You registered a lien on a unit…now what? Here are some considerations to keep in mind once you are in the lien process:
1) Once the lien process has begun, condominiums should generally continue to accept all payments from the owner, however:
- You may not wish to accept the payment if the owner purports to make a partial payment in ‘full satisfaction of all arrears’.
- If legal counsel is involved, you may want to direct that all payments be made through the legal counsel. Alternatively, if payments are made directly to the corporation, be sure to contact legal counsel to obtain an update of the outstanding arrears (including legal costs and interest). In this way, you will always know what amount remains outstanding.
2) Ensure that the Unit ledger is kept up to date.
3) Until the arrears are paid, the owner will generally not have the benefit of a vote. [See Section 49(1) of the Condominium Act, 1998 (the “Act”).]
4) In the event that the lien is not paid off, the Corporation will need to consider whether it will enforce the lien by way of power of sale. Section 85(6) of the Act states that the lien may be enforced in the same manner as a mortgage. Accordingly, the Corporation may wish to follow the procedures outlined in the Mortgages Act and the Land Registration Reform Act for sale of the unit. In some cases, foreclosure may also be worth considering. [Note: the lien must be enforced within 10 years from the date of registration of the lien.]
5) If there are any unsecured arrears (arrears that are perhaps not secured by the lien, for example because they fall outside of the three month lien period), the Corporation will need to consider whether it will be pursuing these arrears by way of court process. [Note: the two year general limitation period will likely apply.]
6) Also remember that, if the Unit is rented, Section 87 of the Act allows the Corporation to direct a tenant to pay rents directly to the Corporation.
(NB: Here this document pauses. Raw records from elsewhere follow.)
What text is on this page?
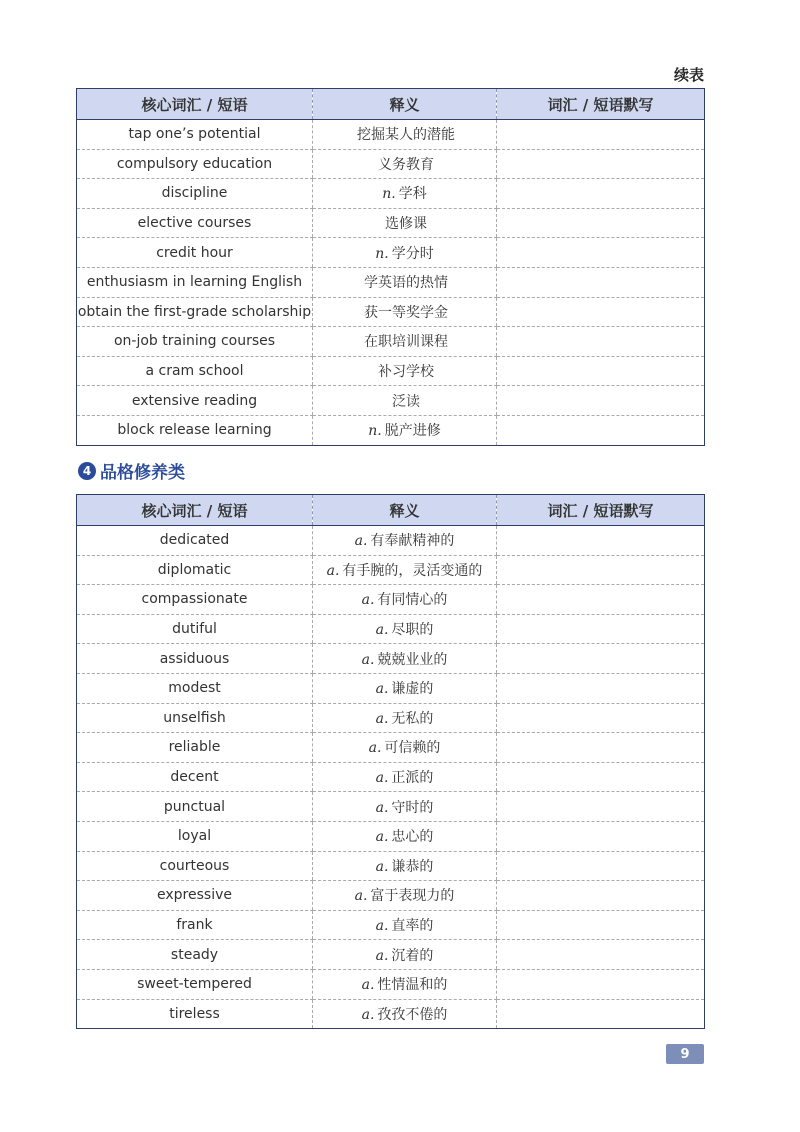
续表
核心词汇 / 短语	释义	词汇 / 短语默写
tap one’s potential	挖掘某人的潜能	
compulsory education	义务教育	
discipline	n. 学科	
elective courses	选修课	
credit hour	n. 学分时	
enthusiasm in learning English	学英语的热情	
obtain the first-grade scholarship	获一等奖学金	
on-job training courses	在职培训课程	
a cram school	补习学校	
extensive reading	泛读	
block release learning	n. 脱产进修	
4 品格修养类
核心词汇 / 短语	释义	词汇 / 短语默写
dedicated	a. 有奉献精神的	
diplomatic	a. 有手腕的，灵活变通的	
compassionate	a. 有同情心的	
dutiful	a. 尽职的	
assiduous	a. 兢兢业业的	
modest	a. 谦虚的	
unselfish	a. 无私的	
reliable	a. 可信赖的	
decent	a. 正派的	
punctual	a. 守时的	
loyal	a. 忠心的	
courteous	a. 谦恭的	
expressive	a. 富于表现力的	
frank	a. 直率的	
steady	a. 沉着的	
sweet-tempered	a. 性情温和的	
tireless	a. 孜孜不倦的	
9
This collection right applies also to unsecured arrears. This can also assist the Corporation in collecting arrears in a more timely fashion.
We recently responded to an owner’s assessment of our legal bill in relation to a lien.
We had registered a notice of lien against the owner’s unit, on behalf of a co-tenacy association. The owner then sought to assess the legal bill (which had been included as part of the lien amount) before an assessment officer/assessor.
A lawyer’s client (in this case, the condominium corporation) has the right to arrange for assessment of the lawyer’s bill under Ontario’s Solicitors Act. The Solicitors Act also says that any party who is liable to pay a legal bill (in this case, the owner) can also arrange to have the bill assessed by an assessor.
In our case, the assessor confirmed that our legal bill was reasonable. But the assessor went on to say that the owner was not liable to pay the legal costs, and therefore assessed the legal bill at $nil.
We appealed the assessor’s decision to a judge, and the judge overturned the decision. The judge said:
- The assessor had no authority to determine whether or not the owner was obligated to pay the legal costs. The assessor could only assess the legal bill. In other words, the assessor could only determine the reasonableness of the legal bill.
- The assessor’s finding that the legal bill was reasonable was accepted and the bill was accordingly assessed in its full amount.
The decision in Aiello v. Nelligan O’Brien Payne can be found in Superior Court File No. 13-57411.